Solingen: Malerei von Susanne Müller-Kölmel: Aus Distanz wird Nähe

Solingen: Malerei von Susanne Müller-Kölmel: Aus Distanz wird Nähe

Nein, antwortet Susanne Müller-Kölmel, auch wenn viele ihrer Bilder das vielleicht vermuten ließen, als eine politische Künstlerin verstehe sie sich nicht. "Auch in Bildern, in denen ich mich mit Themen wie Fremdheit, Zugehörigkeit und Flucht auseinandersetze, ist die Malerei das Wesentliche", erklärt die Malerin, deren Ausstellung "Rest or run" morgen um 15 Uhr in der Galerie SK in den Güterhallen eröffnet wird. "Aber natürlich müssen die Bilder auch inhaltlich stimmen."

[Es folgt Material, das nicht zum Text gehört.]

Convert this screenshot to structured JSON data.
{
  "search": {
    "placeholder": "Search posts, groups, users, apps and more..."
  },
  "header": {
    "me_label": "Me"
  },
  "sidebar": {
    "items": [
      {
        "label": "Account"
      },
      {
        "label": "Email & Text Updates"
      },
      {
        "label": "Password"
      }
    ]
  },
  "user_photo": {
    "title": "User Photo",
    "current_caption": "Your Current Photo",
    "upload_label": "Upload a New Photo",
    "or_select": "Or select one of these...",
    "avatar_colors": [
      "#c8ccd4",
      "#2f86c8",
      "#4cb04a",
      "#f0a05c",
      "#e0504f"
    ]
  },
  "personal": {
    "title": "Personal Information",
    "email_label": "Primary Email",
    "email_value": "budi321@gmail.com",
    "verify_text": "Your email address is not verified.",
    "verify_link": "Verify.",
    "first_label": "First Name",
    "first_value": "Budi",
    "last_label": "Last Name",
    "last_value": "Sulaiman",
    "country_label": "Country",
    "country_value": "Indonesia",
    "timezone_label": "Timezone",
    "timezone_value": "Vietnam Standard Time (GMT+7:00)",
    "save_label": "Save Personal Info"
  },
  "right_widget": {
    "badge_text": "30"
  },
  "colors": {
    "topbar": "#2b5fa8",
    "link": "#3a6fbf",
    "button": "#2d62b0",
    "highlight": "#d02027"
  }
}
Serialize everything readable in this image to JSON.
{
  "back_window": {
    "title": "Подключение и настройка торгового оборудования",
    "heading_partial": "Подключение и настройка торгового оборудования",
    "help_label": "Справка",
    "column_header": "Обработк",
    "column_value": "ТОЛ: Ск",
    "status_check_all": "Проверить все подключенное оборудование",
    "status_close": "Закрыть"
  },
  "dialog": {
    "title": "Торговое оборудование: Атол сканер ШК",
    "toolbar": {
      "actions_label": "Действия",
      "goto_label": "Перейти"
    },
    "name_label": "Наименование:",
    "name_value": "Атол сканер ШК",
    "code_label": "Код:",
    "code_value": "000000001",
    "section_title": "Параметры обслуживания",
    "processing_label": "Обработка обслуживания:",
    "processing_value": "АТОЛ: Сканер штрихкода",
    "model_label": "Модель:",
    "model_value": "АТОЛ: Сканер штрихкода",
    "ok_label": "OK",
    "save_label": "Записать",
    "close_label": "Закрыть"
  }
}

Vielleicht ist ein Schlüssel zur Kunst der Solingerin die in ihrer Malerei vollzogene Verbindung von Vergangenheit und Gegenwart - verbunden mit der sich dadurch eröffnenden Perspektive in die Zukunft. "Das einzige, das wir nicht verändern können, ist die Vergangenheit", zitiert Müller-Kölmel einen Satz von Professor Bazon Brock.

Die ersten Bilder, in denen Müller-Kölmel die beiden Zeitebenen mit Mitteln der Malerei miteinander verknüpfte, waren Störungen. Im Stile der klassischen Moderne gemalten Ausschnitten von Bildern von Matisse, Monet oder Bonnard - meist Stillleben von gedeckten Tischen - setzte die Künstlerin ein Störelement - etwa eine Computermaus, einen USB-Stick oder einen E-Book-Reader - entgegen. Diese Objekte der Gegenwart sind nicht immer schnell zu entdecken, ein genaues Schauen ist gefordert - was nicht nur für diese Werke der Serie "Wishing Table" gilt. Denn in fast allen neuen Bildern, die jetzt in der Galerie SK zu sehen sind, eröffnet sich die Doppelbödigkeit erst durch eine intensive Auseinandersetzung mit den Motiven - und den anderen Werken. Susanne Müller-Kölmel präsentiert ihre Kunst nämlich als eine Gesamt-Installation, in denen alles Gezeigte miteinander verknüpft ist, alle Bilder und Objekte sich aufeinander beziehen.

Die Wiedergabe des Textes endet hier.